Economic update for the week ending November 11, 2017

Stocks end week lower after eight straight weeks of gains – Stocks dropped after the senate released their version of tax reform, partly because the corporate tax cut would not take effect until 2019. Companies had hoped that the cut in the corporate tax rate from 35% to 20% would take effect this year, as tax rates are usually retroactive at the beginning of the year that they are passed. There was also more uncertainty this week about whether either version would have enough votes to pass. The Dow Jones Industrial Average ended the week at 23,422.22, down from 23,539.19 last week. It’s up 18.5% year-to-date. The S&P 500 closed the week at 2,582.30, almost unchanged from its close last week of 2,587.84. The S&P is up 15.3% YTD. The NASDAQ closed the week at 6,750.94, down from its last week’s close of 6,764.44. It’s up 25.4% year-to-date. 

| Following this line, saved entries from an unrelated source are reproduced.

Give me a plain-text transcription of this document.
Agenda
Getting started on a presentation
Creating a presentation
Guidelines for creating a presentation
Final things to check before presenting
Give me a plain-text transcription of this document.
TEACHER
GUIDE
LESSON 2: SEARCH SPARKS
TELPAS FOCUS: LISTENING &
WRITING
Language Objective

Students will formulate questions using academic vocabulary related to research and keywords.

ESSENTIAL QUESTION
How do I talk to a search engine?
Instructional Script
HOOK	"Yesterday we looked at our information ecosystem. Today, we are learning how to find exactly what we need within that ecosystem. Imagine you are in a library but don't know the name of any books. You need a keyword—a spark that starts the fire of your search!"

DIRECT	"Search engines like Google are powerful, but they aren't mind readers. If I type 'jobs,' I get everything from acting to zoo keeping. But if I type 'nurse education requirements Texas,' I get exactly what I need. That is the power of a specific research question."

Bond yields rise this week – The 10-year Treasury bond closed the week at 2.40, up from 2.34% last week. The 30-year treasury yield ended the week at 2.88%, up from 2.82% last week. Mortgage rates follow treasury bond yields so we watch bond yields carefully.

Mortgage Rates down slightly this week – The November 9, 2017 Freddie Mac Primary Mortgage Survey reported that the 30-year fixed mortgage rate average was 3.90%, slightly lower than 3.94% last week. The 15-year fixed was 3.24%, slightly down from 3.27% last week. The 5-year ARM was 3.22%, also almost unchanged from 3.23% last week.

Real Estate Organizations oppose both the senate and house tax plans – According to The National Association of Realtors, The California Association of Realtors, state’s Realtor associations, The National Association of Home Builders and other real estate groups, the proposed bills will actually increase taxes for middle class homeowners. Real estate groups oppose the plan because it cuts the mortgage interest deduction in half from the interest paid on a maximum of a $1,000,000 loan to the interest paid on a maximum of a $500,000 loan. It also eliminates deductions of state and local taxes. This would include property tax. The house bill would allow a maximum of $10,000 deducted a year in property tax, while the senate bill would allow no deduction for property tax. State and local taxes, which include property taxes, have been deductible since congress passed a federal income tax in 1909, which was implemented in 1913. This is a very controversial portion of tax reform. Neither plan has passed. It is possible that these changes may not be in the final bill.